The Times reports on the “elastic” rules — among Israelis and the organizers of the World Baseball Classic — that allow Israel to field a team in the tournament that includes only 3 players from Israel and 25 Americans “with professional baseball experience and Jewish roots, recruited to play for a homeland only a few have visited.”
Accepting Israel’s rules of eligibility (roughly akin to the Law of Return that allows anyone with at least one Jewish grandparent to claim Israeli citizenship), the WBC “required documentation proving a player was Jewish.” As a result,
prospective players and their families were set off on a scramble for supporting evidence. Jews are a people, but the supplied evidence most often tended to be religious. Jake Lemmerman, a promising shortstop in the Los Angeles Dodgers system, produced certificates from his bar mitzvah and his confirmation a year later.
Meanwhile, other teams are — ahem — envious of Israel’s ability to choose from so many American Jews:
“The Israelis have 100 Jewish-American ballplayers to choose from,” [South Africa’s manager, Rick Magnante] said. “I ask you: where’s the level playing field?”
Writing in the Jerusalem Post, my friend Elli Wohlgelernter acknowledges the murky optics of a mostly American Israeli team:
Some American-Israelis deride this squad as not really being “Israeli,” but a team of American ringers bearing about the same relationship to Israel as a “kosher-style” deli does to the real thing.
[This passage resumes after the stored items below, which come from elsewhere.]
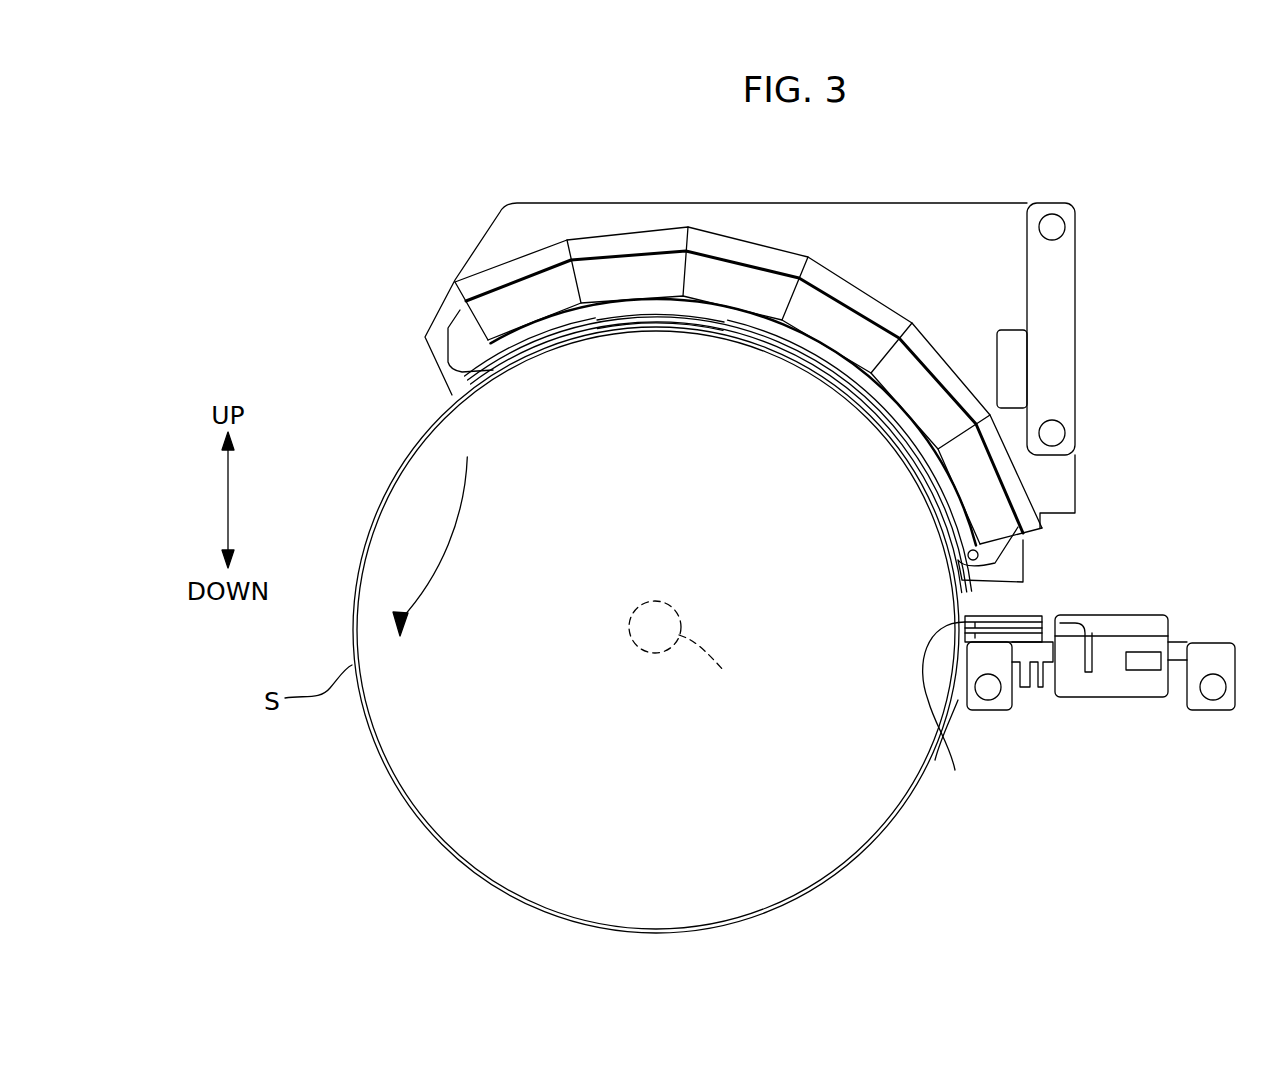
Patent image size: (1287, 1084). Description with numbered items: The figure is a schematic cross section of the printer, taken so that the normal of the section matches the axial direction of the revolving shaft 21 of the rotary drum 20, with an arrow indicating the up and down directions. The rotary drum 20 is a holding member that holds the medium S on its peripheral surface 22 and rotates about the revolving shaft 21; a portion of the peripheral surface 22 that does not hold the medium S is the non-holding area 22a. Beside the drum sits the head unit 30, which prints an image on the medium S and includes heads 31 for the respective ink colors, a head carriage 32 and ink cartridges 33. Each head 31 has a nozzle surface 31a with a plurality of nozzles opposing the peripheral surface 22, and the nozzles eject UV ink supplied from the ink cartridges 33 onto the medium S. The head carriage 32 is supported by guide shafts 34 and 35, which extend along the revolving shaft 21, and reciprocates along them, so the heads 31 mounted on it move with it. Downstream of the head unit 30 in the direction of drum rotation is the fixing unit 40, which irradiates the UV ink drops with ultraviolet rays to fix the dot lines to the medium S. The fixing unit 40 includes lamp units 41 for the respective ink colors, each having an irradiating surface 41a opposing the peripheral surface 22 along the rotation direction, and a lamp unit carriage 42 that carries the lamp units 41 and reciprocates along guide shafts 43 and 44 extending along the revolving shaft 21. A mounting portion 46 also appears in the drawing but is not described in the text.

The rotary drum 20 is at (443, 858).
The revolving shaft 21 is at (697, 645).
The peripheral surface 22 is at (863, 868).
The non-holding area 22a is at (723, 330).
The head unit 30 is at (1066, 728).
The head 31 is at (1030, 615).
The nozzle surface 31a is at (940, 760).
The head carriage 32 is at (1115, 680).
The ink cartridge 33 is at (1145, 618).
The guide shaft 34 is at (1143, 666).
The guide shaft 35 is at (988, 700).
The fixing unit 40 is at (889, 188).
The lamp unit 41 is at (496, 264).
The irradiating surface 41a is at (540, 325).
The lamp unit carriage 42 is at (960, 203).
The guide shaft 43 is at (1065, 436).
The guide shaft 44 is at (1065, 229).
The fixing portion 46 is at (1213, 700).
These purists believe that the term “Israeli” should only apply to someone willing to live and sacrifice (and bunt, steal, and slide) in Eretz Yisrael.
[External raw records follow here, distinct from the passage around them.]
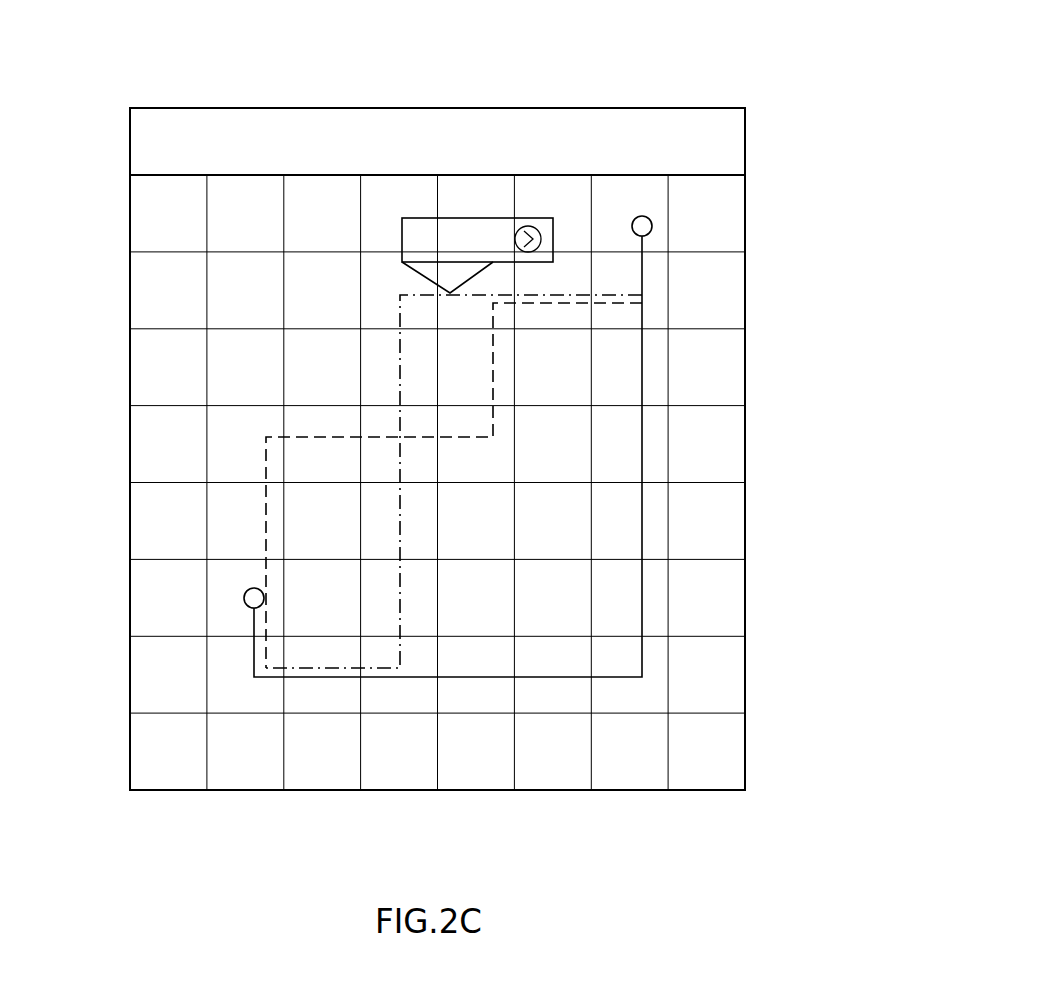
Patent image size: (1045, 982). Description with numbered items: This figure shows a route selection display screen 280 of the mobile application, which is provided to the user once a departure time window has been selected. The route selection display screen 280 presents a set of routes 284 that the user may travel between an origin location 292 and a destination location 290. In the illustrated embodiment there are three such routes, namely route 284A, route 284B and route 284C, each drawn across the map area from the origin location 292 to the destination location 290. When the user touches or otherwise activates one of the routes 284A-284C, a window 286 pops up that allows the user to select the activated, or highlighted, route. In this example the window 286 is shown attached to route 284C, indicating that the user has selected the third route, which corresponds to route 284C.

The route selection display screen 280 is at (652, 78).
The routes 284 is at (130, 197).
The route 284A is at (532, 680).
The route 284B is at (267, 462).
The route 284C is at (400, 318).
The window 286 is at (552, 218).
The destination location 290 is at (652, 220).
The origin location 292 is at (244, 598).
However, adds Elli, the eligibility rules reflect a debate — and a principle — as old as Zionism:
Early Zionists debated whether Israel would be a state of its citizens, or the homeland of the Jewish people.
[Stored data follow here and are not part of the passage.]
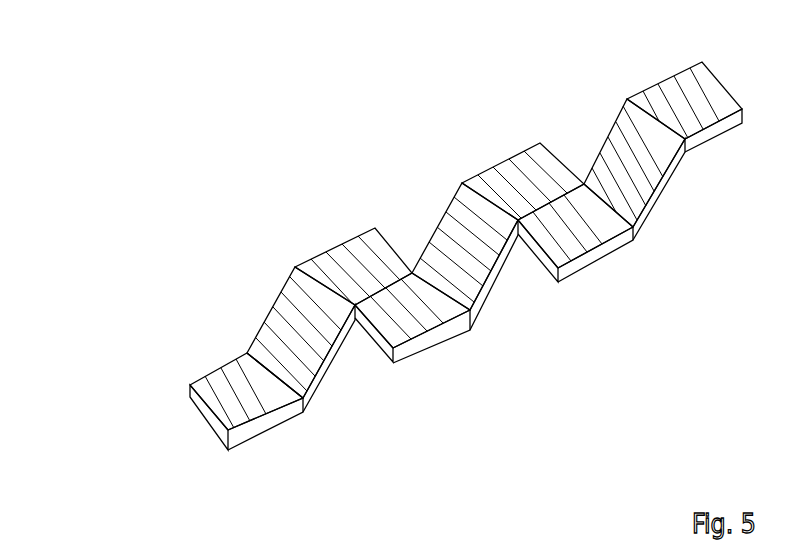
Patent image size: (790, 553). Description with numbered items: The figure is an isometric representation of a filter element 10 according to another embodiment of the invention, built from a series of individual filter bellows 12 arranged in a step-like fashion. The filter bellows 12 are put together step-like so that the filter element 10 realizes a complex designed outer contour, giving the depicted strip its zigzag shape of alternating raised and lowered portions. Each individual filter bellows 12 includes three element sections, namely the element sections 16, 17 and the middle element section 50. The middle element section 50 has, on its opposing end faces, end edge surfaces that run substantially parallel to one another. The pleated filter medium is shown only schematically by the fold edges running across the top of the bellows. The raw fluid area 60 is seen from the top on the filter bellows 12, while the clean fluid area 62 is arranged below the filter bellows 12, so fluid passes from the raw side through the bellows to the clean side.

The filter element 10 is at (453, 275).
The filter bellows 12 is at (274, 420).
The element section 16 is at (340, 252).
The element section 17 is at (213, 390).
The middle element section 50 is at (277, 322).
The raw fluid area 60 is at (423, 197).
The clean fluid area 62 is at (513, 387).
The argument was settled with its founding: Israel would be both. While Israeli citizenship is qualitatively different from Jewish identity, all you needed was the latter to assume the former.
Jews would get a new (or additional) passport when they immigrated to Israel; if they didn’t immigrate, they and Israel would consider each other part of a global Jewish family.
But if you are eligible for citizenship according to the rules of [the Law of Return] – and these are civil parameters, not halachic, closer to the Nuremberg Laws definition of Who is a Jew than the guidelines of the Torah – then you are automatically part of the family of Jews.